Platform comparison
| Platform | YES odds | NO odds | Fee | KYC | Settlement | |
|---|---|---|---|---|---|---|
Polymarket (via Who Will Win 2026) Pick polygram.ink (preferred broker) |
12% | 88% | 0% (USDC on-chain) | No-KYC up to $1,500 | USDC, auto via UMA oracle | See live odds → |
Polymarket (direct) polymarket.com |
12% | 88% | 0% | Geo-blocked in US/UK/EU | USDC, on-chain | See live odds → |
Kalshi kalshi.com |
— | — | Up to 7% per trade | US-only, KYC required | USD | See live odds → |
Betfair Exchange betfair.com |
— | — | 2-5% commission | Full KYC from first trade | GBP / EUR | See live odds → |
Manifold Markets manifold.markets |
— | — | Play-money (mana) | None — play-money | Mana (no cash-out) | See live odds → |
Outcome probabilities
Current market-implied probability for each outcome, from the live order book.
| Outcome | Probability |
|---|---|
| December 31 | 12% |
| September 30 | 6% |
| August 31 | 3% |
| July 31 | 1% |
| April 30 | 0% |
| May 31 | 0% |
| June 30 | 0% |
Market context
Israel’s ground forces remain entrenched in southern Lebanon, with no official announcement of a full withdrawal as of July 2026. The crowd-implied probability of a complete pullout by June 2026 sits at 0% YES, reflecting deep scepticism that Tel Aviv will abandon its current posture. Historically, Israel has withdrawn from Lebanon multiple times—most notably in 1985, when it reduced its footprint but retained a “Security Zone,” and again in 2000, when it fully left southern Lebanon after an 18-year occupation[2][4]. Yet each withdrawal was preceded by clear diplomatic shifts or ceasefire agreements, none of which are evident today. The 2006 conflict ended with a confirmed withdrawal in October 2006, verified by UNIFIL, but that followed intense international pressure and a UN-backed ceasefire[2]. Today, no such framework exists, and Hezbollah’s military presence remains robust, making a unilateral Israeli exit highly unlikely.

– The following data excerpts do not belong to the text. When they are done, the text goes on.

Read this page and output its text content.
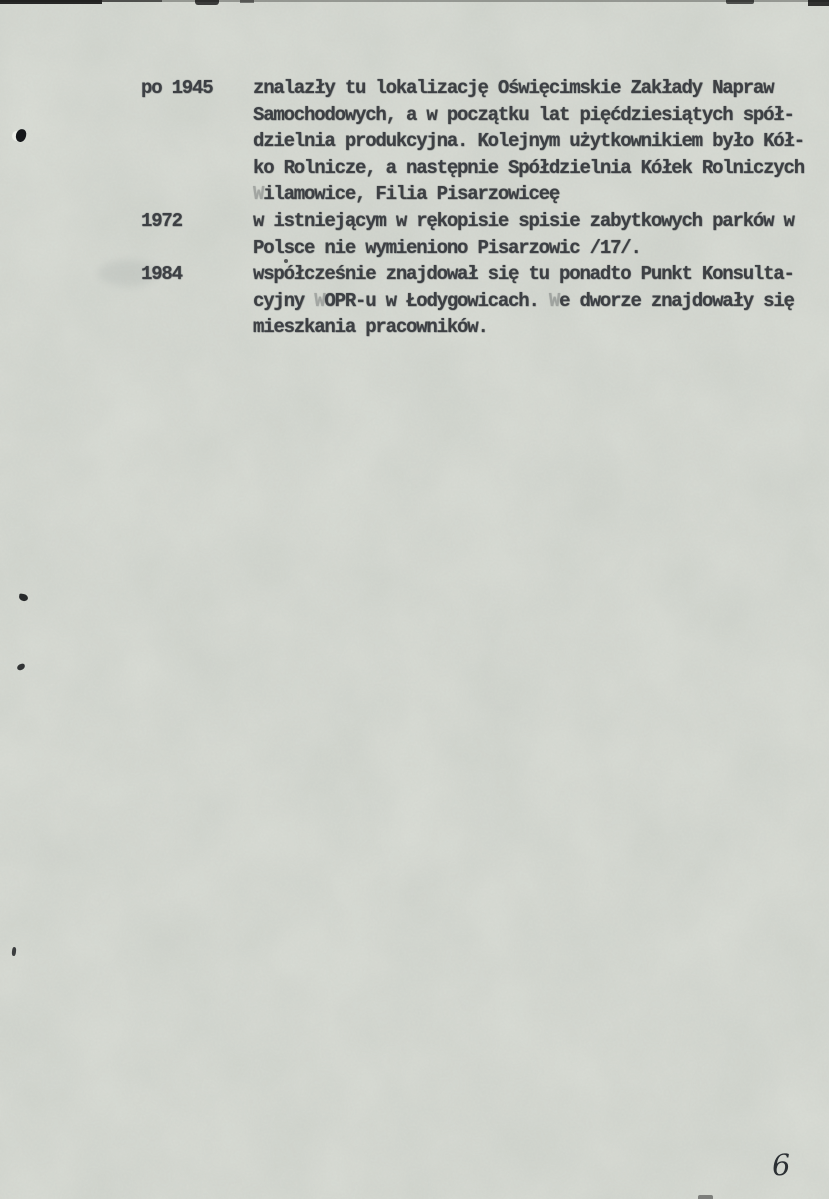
po 1945	znalazły tu lokalizację Oświęcimskie Zakłady Napraw
Samochodowych, a w początku lat pięćdziesiątych spół-
dzielnia produkcyjna. Kolejnym użytkownikiem było Kół-
ko Rolnicze, a następnie Spółdzielnia Kółek Rolniczych
Wilamowice, Filia Pisarzowiceę
1972	w istniejącym w rękopisie spisie zabytkowych parków w
Polsce nie wymieniono Pisarzowic /17/.
1984	współcześnie znajdował się tu ponadto Punkt Konsulta-
cyjny WOPR-u w Łodygowicach. We dworze znajdowały się
mieszkania pracowników.
6
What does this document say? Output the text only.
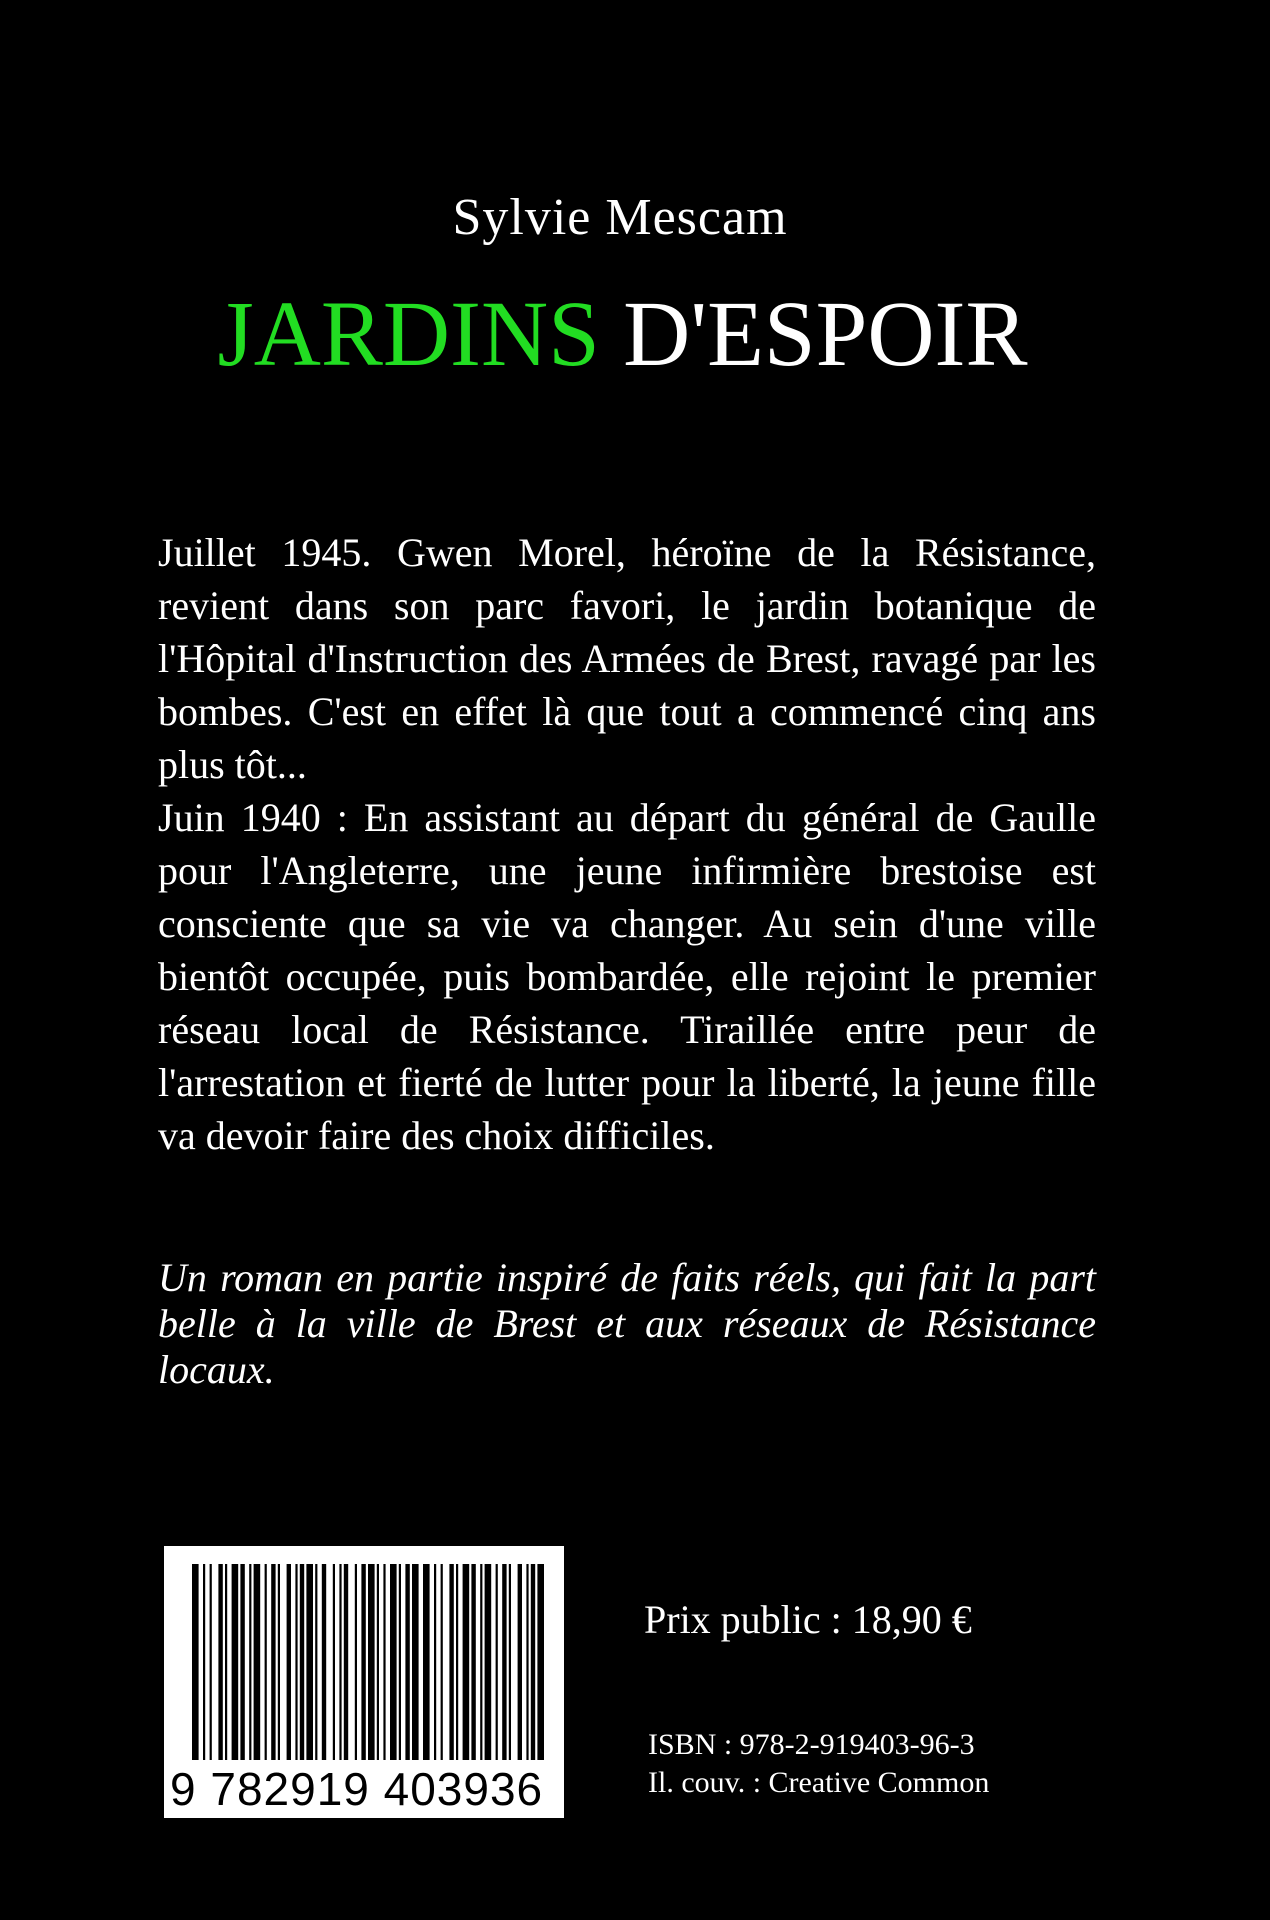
Sylvie Mescam
JARDINS D'ESPOIR

Juillet 1945. Gwen Morel, héroïne de la Résistance, revient dans son parc favori, le jardin botanique de l'Hôpital d'Instruction des Armées de Brest, ravagé par les bombes. C'est en effet là que tout a commencé cinq ans plus tôt...

Juin 1940 : En assistant au départ du général de Gaulle pour l'Angleterre, une jeune infirmière brestoise est consciente que sa vie va changer. Au sein d'une ville bientôt occupée, puis bombardée, elle rejoint le premier réseau local de Résistance. Tiraillée entre peur de l'arrestation et fierté de lutter pour la liberté, la jeune fille va devoir faire des choix difficiles.

Un roman en partie inspiré de faits réels, qui fait la part belle à la ville de Brest et aux réseaux de Résistance locaux.
9 782919 403936
Prix public : 18,90 €
ISBN : 978-2-919403-96-3
Il. couv. : Creative Common
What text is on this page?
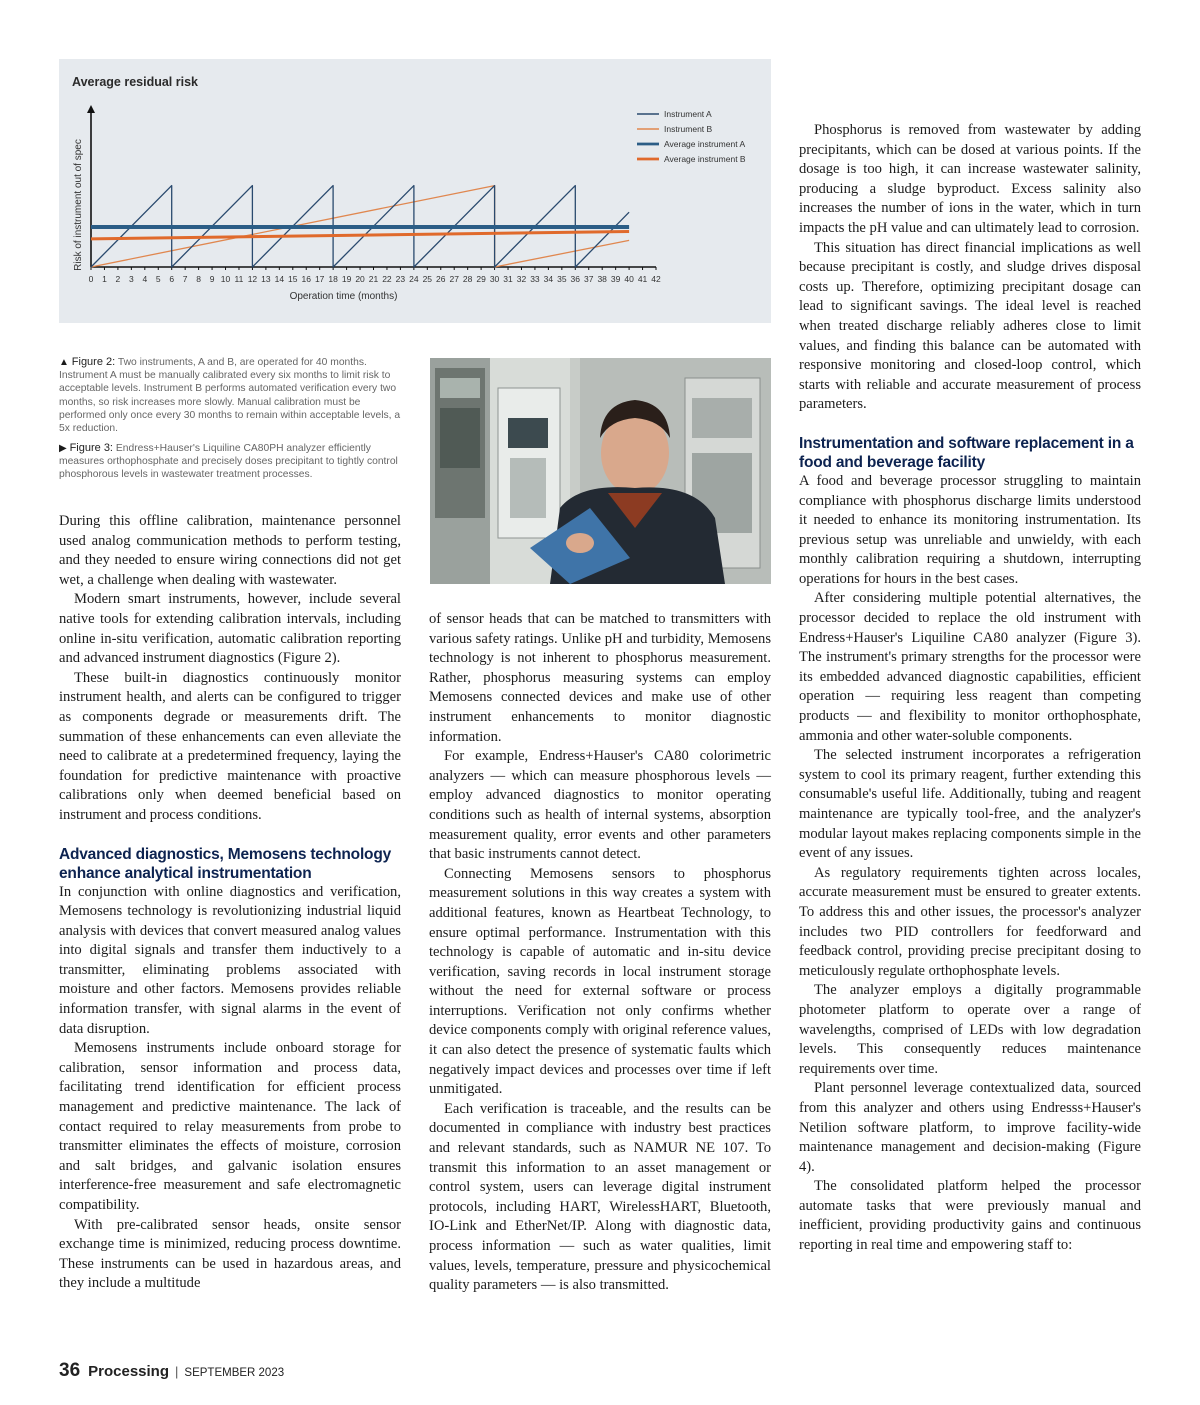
Average residual risk
0 1 2 3 4 5 6 7 8 9 10 11 12 13 14 15 16 17 18 19 20 21 22 23 24 25 26 27 28 29 30 31 32 33 34 35 36 37 38 39 40 41 42
Operation time (months)
Risk of instrument out of spec
Instrument A
Instrument B
Average instrument A
Average instrument B

▲ Figure 2: Two instruments, A and B, are operated for 40 months. Instrument A must be manually calibrated every six months to limit risk to acceptable levels. Instrument B performs automated verification every two months, so risk increases more slowly. Manual calibration must be performed only once every 30 months to remain within acceptable levels, a 5x reduction.

▶ Figure 3: Endress+Hauser's Liquiline CA80PH analyzer efficiently measures orthophosphate and precisely doses precipitant to tightly control phosphorous levels in wastewater treatment processes.

During this offline calibration, maintenance personnel used analog communication methods to perform testing, and they needed to ensure wiring connections did not get wet, a challenge when dealing with wastewater.

Modern smart instruments, however, include several native tools for extending calibration intervals, including online in-situ verification, automatic calibration reporting and advanced instrument diagnostics (Figure 2).

These built-in diagnostics continuously monitor instrument health, and alerts can be configured to trigger as components degrade or measurements drift. The summation of these enhancements can even alleviate the need to calibrate at a predetermined frequency, laying the foundation for predictive maintenance with proactive calibrations only when deemed beneficial based on instrument and process conditions.

Advanced diagnostics, Memosens technology enhance analytical instrumentation

In conjunction with online diagnostics and verification, Memosens technology is revolutionizing industrial liquid analysis with devices that convert measured analog values into digital signals and transfer them inductively to a transmitter, eliminating problems associated with moisture and other factors. Memosens provides reliable information transfer, with signal alarms in the event of data disruption.

Memosens instruments include onboard storage for calibration, sensor information and process data, facilitating trend identification for efficient process management and predictive maintenance. The lack of contact required to relay measurements from probe to transmitter eliminates the effects of moisture, corrosion and salt bridges, and galvanic isolation ensures interference-free measurement and safe electromagnetic compatibility.

With pre-calibrated sensor heads, onsite sensor exchange time is minimized, reducing process downtime. These instruments can be used in hazardous areas, and they include a multitude

of sensor heads that can be matched to transmitters with various safety ratings. Unlike pH and turbidity, Memosens technology is not inherent to phosphorus measurement. Rather, phosphorus measuring systems can employ Memosens connected devices and make use of other instrument enhancements to monitor diagnostic information.

For example, Endress+Hauser's CA80 colorimetric analyzers — which can measure phosphorous levels — employ advanced diagnostics to monitor operating conditions such as health of internal systems, absorption measurement quality, error events and other parameters that basic instruments cannot detect.

Connecting Memosens sensors to phosphorus measurement solutions in this way creates a system with additional features, known as Heartbeat Technology, to ensure optimal performance. Instrumentation with this technology is capable of automatic and in-situ device verification, saving records in local instrument storage without the need for external software or process interruptions. Verification not only confirms whether device components comply with original reference values, it can also detect the presence of systematic faults which negatively impact devices and processes over time if left unmitigated.

Each verification is traceable, and the results can be documented in compliance with industry best practices and relevant standards, such as NAMUR NE 107. To transmit this information to an asset management or control system, users can leverage digital instrument protocols, including HART, WirelessHART, Bluetooth, IO-Link and EtherNet/IP. Along with diagnostic data, process information — such as water qualities, limit values, levels, temperature, pressure and physicochemical quality parameters — is also transmitted.

Phosphorus is removed from wastewater by adding precipitants, which can be dosed at various points. If the dosage is too high, it can increase wastewater salinity, producing a sludge byproduct. Excess salinity also increases the number of ions in the water, which in turn impacts the pH value and can ultimately lead to corrosion.

This situation has direct financial implications as well because precipitant is costly, and sludge drives disposal costs up. Therefore, optimizing precipitant dosage can lead to significant savings. The ideal level is reached when treated discharge reliably adheres close to limit values, and finding this balance can be automated with responsive monitoring and closed-loop control, which starts with reliable and accurate measurement of process parameters.

Instrumentation and software replacement in a food and beverage facility

A food and beverage processor struggling to maintain compliance with phosphorus discharge limits understood it needed to enhance its monitoring instrumentation. Its previous setup was unreliable and unwieldy, with each monthly calibration requiring a shutdown, interrupting operations for hours in the best cases.

After considering multiple potential alternatives, the processor decided to replace the old instrument with Endress+Hauser's Liquiline CA80 analyzer (Figure 3). The instrument's primary strengths for the processor were its embedded advanced diagnostic capabilities, efficient operation — requiring less reagent than competing products — and flexibility to monitor orthophosphate, ammonia and other water-soluble components.

The selected instrument incorporates a refrigeration system to cool its primary reagent, further extending this consumable's useful life. Additionally, tubing and reagent maintenance are typically tool-free, and the analyzer's modular layout makes replacing components simple in the event of any issues.

As regulatory requirements tighten across locales, accurate measurement must be ensured to greater extents. To address this and other issues, the processor's analyzer includes two PID controllers for feedforward and feedback control, providing precise precipitant dosing to meticulously regulate orthophosphate levels.

The analyzer employs a digitally programmable photometer platform to operate over a range of wavelengths, comprised of LEDs with low degradation levels. This consequently reduces maintenance requirements over time.

Plant personnel leverage contextualized data, sourced from this analyzer and others using Endresss+Hauser's Netilion software platform, to improve facility-wide maintenance management and decision-making (Figure 4).

The consolidated platform helped the processor automate tasks that were previously manual and inefficient, providing productivity gains and continuous reporting in real time and empowering staff to:

36 Processing | SEPTEMBER 2023
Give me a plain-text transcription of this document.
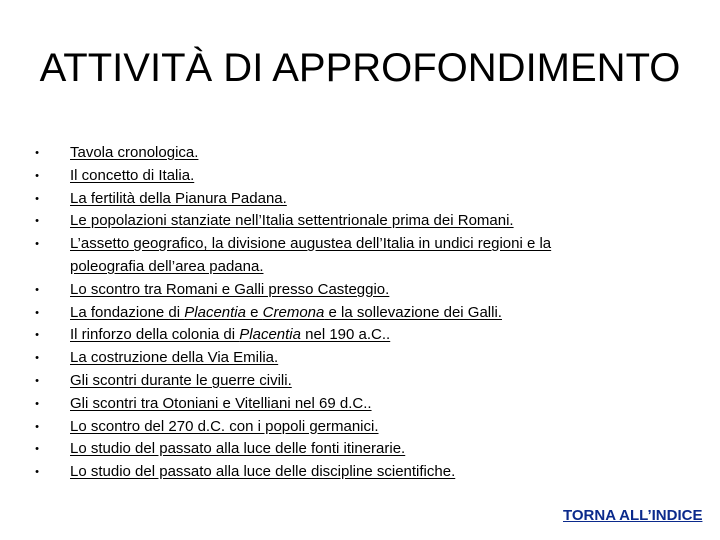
ATTIVITÀ DI APPROFONDIMENTO
• Tavola cronologica.
• Il concetto di Italia.
• La fertilità della Pianura Padana.
• Le popolazioni stanziate nell’Italia settentrionale prima dei Romani.
• L’assetto geografico, la divisione augustea dell’Italia in undici regioni e la poleografia dell’area padana.
• Lo scontro tra Romani e Galli presso Casteggio.
• La fondazione di Placentia e Cremona e la sollevazione dei Galli.
• Il rinforzo della colonia di Placentia nel 190 a.C..
• La costruzione della Via Emilia.
• Gli scontri durante le guerre civili.
• Gli scontri tra Otoniani e Vitelliani nel 69 d.C..
• Lo scontro del 270 d.C. con i popoli germanici.
• Lo studio del passato alla luce delle fonti itinerarie.
• Lo studio del passato alla luce delle discipline scientifiche.
TORNA ALL’INDICE
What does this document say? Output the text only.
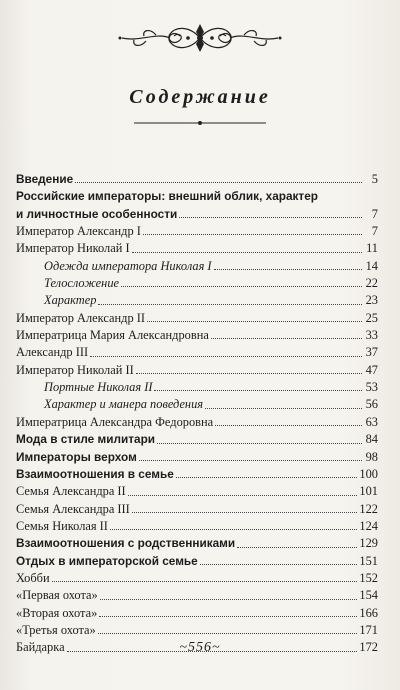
Содержание
Введение	5
Российские императоры: внешний облик, характер
и личностные особенности	7
Император Александр I	7
Император Николай I	11
Одежда императора Николая I	14
Телосложение	22
Характер	23
Император Александр II	25
Императрица Мария Александровна	33
Александр III	37
Император Николай II	47
Портные Николая II	53
Характер и манера поведения	56
Императрица Александра Федоровна	63
Мода в стиле милитари	84
Императоры верхом	98
Взаимоотношения в семье	100
Семья Александра II	101
Семья Александра III	122
Семья Николая II	124
Взаимоотношения с родственниками	129
Отдых в императорской семье	151
Хобби	152
«Первая охота»	154
«Вторая охота»	166
«Третья охота»	171
Байдарка	172
~556~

Traders should monitor three key catalysts: any official Israeli Defence Ministry announcement of withdrawal, shifts in UN-mediated ceasefire talks, and changes in Hezbollah’s operational tempo near the border. A recent Al Jazeera report notes Israel has invaded Lebanon six times in 48 years, underscoring the pattern of repeated incursions rather than sustained disengagement[6]. Without a formal peace treaty or ceasefire, the consensus view—that Israel will not withdraw—is well-founded. However, contrarian value may lie in betting against the 0% if unexpected diplomatic breakthroughs occur, particularly if US or EU pressure intensifies ahead of the settlement window. The favourite here is clearly the “No” outcome, with the underdog being a sudden, unannounced withdrawal. Value spots remain thin, but contrarian angles could emerge if geopolitical conditions shift dramatically in the next 12 months.
Methodology
This page is a comparison snapshot: one live quote, four reference venues with their key attributes, and a single execution path — every trade button routes to Who Will Win 2026, which mirrors the Polymarket order book directly.
Resolution & payout
At resolution the UMA oracle takes over: a proposer posts the outcome with a bond, any token holder can dispute within two hours. Without dispute the result is accepted and the smart contract distributes USDC instantly.
On Kalshi (CFTC-regulated) resolution runs through their in-house clearing engine in USD. Betfair Exchange settles after match end in the account's local currency. Manifold pays no cash — only its in-platform "mana" currency.
FAQ
- Where can I trade this market with the lowest fees?
- Polymarket is geo-blocked in the US/UK/EU. The easiest 0%-fee broker into the same order book is Who Will Win 2026. Kalshi charges up to 7% per trade; Betfair Exchange takes 2-5% commission on net winnings.
- Is this market available outside the US?
- Polymarket itself is geo-blocked in the US/UK/EU. Always check the legal status of prediction markets in your jurisdiction before trading.
- What does Polymarket cost to trade?
- Polymarket itself charges 0% — the only cost is the Polygon network fee, typically under $0.01 per transaction. Off-chain venues like Kalshi or Betfair charge 2-7% commission.
- Do I need to KYC for this market?
- On Polymarket directly, no — it's wallet-based. Intermediary brokers like Who Will Win 2026 trigger KYC only above $1,500 of lifetime trading volume; under that you trade pseudonymously with a single wallet address.
- How reliable are the quoted odds?
- The YES/NO percentages are the live mid-prices of the Polymarket order book. On deep markets they move every few seconds; on thinner ones you'll see short plateaus.